Allowing psychologists to practice independently will improve Medicare beneficiaries' access to mental health services, at a time when the need for psychologists' services is growing:

  • Studies show that roughly 70 percent of older adults who meet diagnostic criteria for major depressive disorder or for anxiety disorder do not receive mental health treatment.
  • Medicare beneficiaries are at greater suicide risk than the general population: although adults over age 65 make up only 12 percent of the nation's population, they account for 16 percent of all suicide deaths, according to the National Institute of Mental Health.

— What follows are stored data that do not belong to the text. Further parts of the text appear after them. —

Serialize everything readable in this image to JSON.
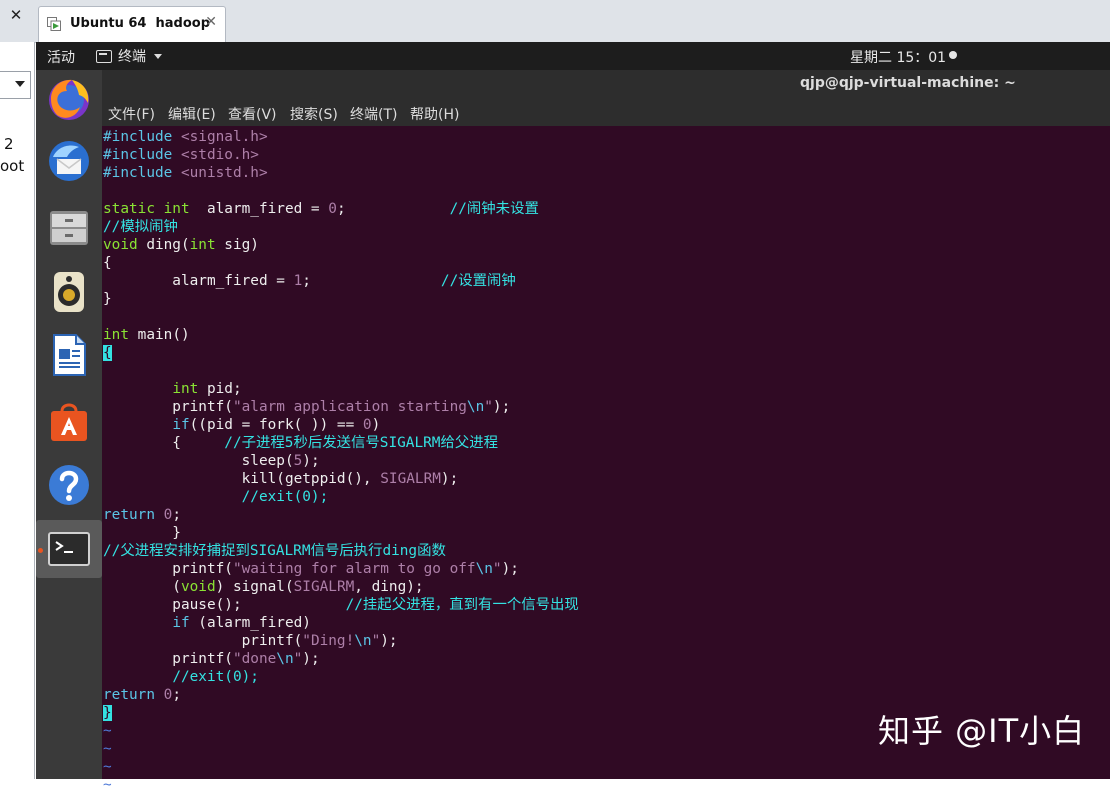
{
  "host": {
    "close_glyph": "✕",
    "tab_title": "Ubuntu 64  hadoop",
    "tab_close_glyph": "✕",
    "left_fragments": [
      "2",
      "oot"
    ]
  },
  "topbar": {
    "activities": "活动",
    "app_menu": "终端",
    "clock": "星期二 15：01"
  },
  "dock": {
    "items": [
      "firefox-icon",
      "thunderbird-icon",
      "files-icon",
      "rhythmbox-icon",
      "writer-icon",
      "software-center-icon",
      "help-icon",
      "terminal-icon"
    ]
  },
  "terminal": {
    "title": "qjp@qjp-virtual-machine: ~",
    "menu": [
      "文件(F)",
      "编辑(E)",
      "查看(V)",
      "搜索(S)",
      "终端(T)",
      "帮助(H)"
    ],
    "code_lines": [
      [
        [
          "inc",
          "#include "
        ],
        [
          "str",
          "<signal.h>"
        ]
      ],
      [
        [
          "inc",
          "#include "
        ],
        [
          "str",
          "<stdio.h>"
        ]
      ],
      [
        [
          "inc",
          "#include "
        ],
        [
          "str",
          "<unistd.h>"
        ]
      ],
      [],
      [
        [
          "ty",
          "static int"
        ],
        [
          "",
          "  alarm_fired = "
        ],
        [
          "num",
          "0"
        ],
        [
          "",
          ";            "
        ],
        [
          "cm",
          "//闹钟未设置"
        ]
      ],
      [
        [
          "cm",
          "//模拟闹钟"
        ]
      ],
      [
        [
          "ty",
          "void"
        ],
        [
          "",
          " ding("
        ],
        [
          "ty",
          "int"
        ],
        [
          "",
          " sig)"
        ]
      ],
      [
        [
          "",
          "{"
        ]
      ],
      [
        [
          "",
          "        alarm_fired = "
        ],
        [
          "num",
          "1"
        ],
        [
          "",
          ";               "
        ],
        [
          "cm",
          "//设置闹钟"
        ]
      ],
      [
        [
          "",
          "}"
        ]
      ],
      [],
      [
        [
          "ty",
          "int"
        ],
        [
          "",
          " main()"
        ]
      ],
      [
        [
          "cursor",
          "{"
        ]
      ],
      [],
      [
        [
          "",
          "        "
        ],
        [
          "ty",
          "int"
        ],
        [
          "",
          " pid;"
        ]
      ],
      [
        [
          "",
          "        printf("
        ],
        [
          "str",
          "\"alarm application starting"
        ],
        [
          "kw",
          "\\n"
        ],
        [
          "str",
          "\""
        ],
        [
          "",
          ");"
        ]
      ],
      [
        [
          "",
          "        "
        ],
        [
          "kw",
          "if"
        ],
        [
          "",
          "((pid = fork( )) == "
        ],
        [
          "num",
          "0"
        ],
        [
          "",
          ")"
        ]
      ],
      [
        [
          "",
          "        {     "
        ],
        [
          "cm",
          "//子进程5秒后发送信号SIGALRM给父进程"
        ]
      ],
      [
        [
          "",
          "                sleep("
        ],
        [
          "num",
          "5"
        ],
        [
          "",
          ");"
        ]
      ],
      [
        [
          "",
          "                kill(getppid(), "
        ],
        [
          "str",
          "SIGALRM"
        ],
        [
          "",
          ");"
        ]
      ],
      [
        [
          "",
          "                "
        ],
        [
          "cm",
          "//exit(0);"
        ]
      ],
      [
        [
          "kw",
          "return"
        ],
        [
          "",
          " "
        ],
        [
          "num",
          "0"
        ],
        [
          "",
          ";"
        ]
      ],
      [
        [
          "",
          "        }"
        ]
      ],
      [
        [
          "cm",
          "//父进程安排好捕捉到SIGALRM信号后执行ding函数"
        ]
      ],
      [
        [
          "",
          "        printf("
        ],
        [
          "str",
          "\"waiting for alarm to go off"
        ],
        [
          "kw",
          "\\n"
        ],
        [
          "str",
          "\""
        ],
        [
          "",
          ");"
        ]
      ],
      [
        [
          "",
          "        ("
        ],
        [
          "ty",
          "void"
        ],
        [
          "",
          ") signal("
        ],
        [
          "str",
          "SIGALRM"
        ],
        [
          "",
          ", ding);"
        ]
      ],
      [
        [
          "",
          "        pause();            "
        ],
        [
          "cm",
          "//挂起父进程，直到有一个信号出现"
        ]
      ],
      [
        [
          "",
          "        "
        ],
        [
          "kw",
          "if"
        ],
        [
          "",
          " (alarm_fired)"
        ]
      ],
      [
        [
          "",
          "                printf("
        ],
        [
          "str",
          "\"Ding!"
        ],
        [
          "kw",
          "\\n"
        ],
        [
          "str",
          "\""
        ],
        [
          "",
          ");"
        ]
      ],
      [
        [
          "",
          "        printf("
        ],
        [
          "str",
          "\"done"
        ],
        [
          "kw",
          "\\n"
        ],
        [
          "str",
          "\""
        ],
        [
          "",
          ");"
        ]
      ],
      [
        [
          "",
          "        "
        ],
        [
          "cm",
          "//exit(0);"
        ]
      ],
      [
        [
          "kw",
          "return"
        ],
        [
          "",
          " "
        ],
        [
          "num",
          "0"
        ],
        [
          "",
          ";"
        ]
      ],
      [
        [
          "cursor",
          "}"
        ]
      ],
      [
        [
          "tilde",
          "~"
        ]
      ],
      [
        [
          "tilde",
          "~"
        ]
      ],
      [
        [
          "tilde",
          "~"
        ]
      ],
      [
        [
          "tilde",
          "~"
        ]
      ]
    ]
  },
  "watermark": "知乎 @IT小白",
  "colors": {
    "terminal_bg": "#300a24",
    "keyword": "#5bc5e6",
    "type": "#8ae234",
    "string": "#ad7fa8",
    "comment": "#34e2e2",
    "dock_bg": "#3a3a3a"
  }
}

There is a dire shortage of mental health professionals available to treat Medicare beneficiaries, and the shortage is getting worse. The Institute of Medicine has concluded that “if the nation is to confront the growing burden of Medicare costs, it must develop ways to maximize the productive capacity of the geriatric MH/SU [mental health and substance use] workforce.”

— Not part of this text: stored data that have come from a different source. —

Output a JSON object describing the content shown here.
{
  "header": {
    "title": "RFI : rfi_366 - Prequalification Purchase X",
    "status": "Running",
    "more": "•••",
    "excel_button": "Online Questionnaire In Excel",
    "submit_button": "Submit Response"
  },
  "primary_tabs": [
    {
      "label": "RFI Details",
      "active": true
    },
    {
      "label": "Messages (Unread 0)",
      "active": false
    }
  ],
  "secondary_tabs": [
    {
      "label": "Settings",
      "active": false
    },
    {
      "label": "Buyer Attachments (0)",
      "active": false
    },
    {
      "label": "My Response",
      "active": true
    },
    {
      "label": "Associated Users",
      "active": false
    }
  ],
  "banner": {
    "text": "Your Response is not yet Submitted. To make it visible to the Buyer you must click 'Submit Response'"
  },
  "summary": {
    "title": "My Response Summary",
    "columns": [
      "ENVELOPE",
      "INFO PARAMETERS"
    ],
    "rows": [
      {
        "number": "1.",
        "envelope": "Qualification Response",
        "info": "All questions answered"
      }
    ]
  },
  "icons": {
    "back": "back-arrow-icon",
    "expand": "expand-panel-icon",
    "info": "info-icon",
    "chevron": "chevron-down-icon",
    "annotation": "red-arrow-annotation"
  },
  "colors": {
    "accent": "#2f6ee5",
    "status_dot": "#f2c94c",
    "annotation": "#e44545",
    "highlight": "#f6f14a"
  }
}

Medicare policy should be changed to let psychologists practice independently:

  • Requiring physician supervision gets in the way of providing treatment. An estimated 77 percent of U.S. counties have a severe shortage of psychiatrists, the only physician specialty with significant training in the diagnosis and treatment of mental disorders. Psychiatrists have by far the lowest Medicare participation rates of any physicians.
  • For years, Medicare has allowed dentists, podiatrists, chiropractors and optometrists to practice without physician referral, with no adverse effect on beneficiaries' treatment.
  • The Medicare Mental Health Access Act would not expand psychologists' scope of practice. Psychologists' scope of practice is established solely by state — not federal — laws, and Medicare has strict guidelines for consultation and care coordination remain in place under the legislation.
  • Letting psychologists practice independently in Medicare will not increase program costs significantly. Medicare Advantage programs have not experienced cost increases by letting psychologists practice independently. Physician supervision requirements add unnecessary costs and can delay or prevent treatment.

Allowing psychologists to practice independently in all Medicare treatment settings will make it easier for beneficiaries to get the help they need — when they need it — regardless of where the service is provided. Legislation to do this is supported by a wide range of consumer and provider organizations, including:

  • National Association for Rural Mental Health
  • Brain Injury Association of America
  • Paralyzed Veterans of America
  • National Council for Behavioral Health
  • American Foundation for Suicide Prevention
  • Mental Health America
  • TASH
  • Association for Ambulatory Behavioral Healthcare
  • Center for Medicare Advocacy Inc.